L’autre figure tutélaire est une entraineur de tennis exerçant dans le club.  Mica qui de temps en temps s’exerçait sur un terrain sera remarqué et quasiment adopté par Sophia (Sabrina Ouazzani), une ex-championne de tennis rentrée au pays. Un retour quasi forcée ; une blessure l’empêchant de continuer son ascension sportive. On revient de l’immigration estropié, amputé de quelque chose. Son retour au pays s’accompagne d’une nouvelle conscience ; elle s’investit avec Mica. Le soutien qu’elle lui apporte lui permettra d’échapper à l’assignation qui lui a été imposée par les rapports sociaux dominants y compris dans un espace « neutre », le sport. A travers ce microcosme spécifique, le film nous indique que les enfants, dont certains feront preuve d’une grande méchanceté à l’égard de cet intrus social, ne sont pas en soi méchants ou gentils mais le prolongement des milieux qui les ont vus naître.

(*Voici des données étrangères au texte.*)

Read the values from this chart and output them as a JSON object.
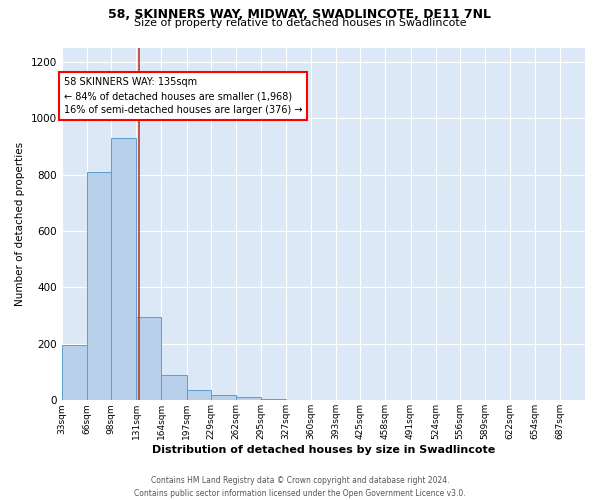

Mica, l’enfant social ne se réduit pas qu’à cela : il y a l’enfant acteur, Zakaria Inane, qui a porté le rôle avec spontanéité et beaucoup de réussite indiquant l’énorme travail accompli en amont par le réalisateur pour mettre le jeune enfant-acteur en symbiose avec le personnage pour que le rôle ne l’écrase pas. Ses gestes, ses regards continuent à dire cette innocence violentée.